A shell-shocked Middlesbrough kicked off with the Arsenal fans still celebrating. The greatest goal I ever saw was about to occur within seconds of Pires’ leveller. A young Cesc Fabregas immediately won the ball back and drove towards the opposition goal with purpose. He slipped in Bergkamp, who in turn found, Jose Antonio Reyes. The forward cut inside a mesmerised Michael Reiziger before lashing an unstoppable strike with his weaker foot into the top corner. For those not fortunate to be at the game, Martin Tyler’s classic commentary added to the special moment: “it’s Reeeeeyeeees! Stand up for the Champions!”
The Spaniard’s career at Arsenal ultimately fizzled out, but he had an electric start to the 04/05 season, with this goal being the pinnacle of his time in North London. It was a goal that epitomised a side that was, and still remains, the greatest the Premier League has ever seen: quick off the mark, beautiful to watch and possessing an abundance of team spirit and belief; ironically something modern Arsenal teams have notoriously lacked. The ability to shift from a losing position to a winning position in a blink of an eye was typical of the Invincibles.
At my young age I had the capability of raucously celebrating two goals in 30 seconds.

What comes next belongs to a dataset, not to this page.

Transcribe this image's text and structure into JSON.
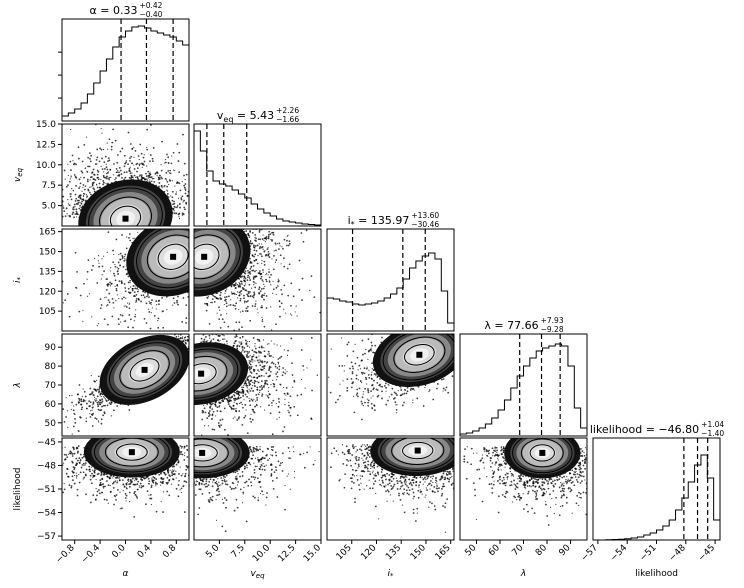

Some of the, shall we say, more experienced, fans struggled to keep up but everyone was equally ecstatic; the glorious sunshine a beautiful metaphor for the emotion in the stadium. Cliché alert: it really did raise the hairs on the back of your neck. It was confirmation that Arsenal really were indeed: “by far the greatest team, the world has ever seen.”
Thierry Henry sealed the game with a fifth late on but it was Reyes’ strike that everyone remembered, a wonderful contest and wonderful goal that will remain an all-time favourite; it truly was the greatest goal I ever saw.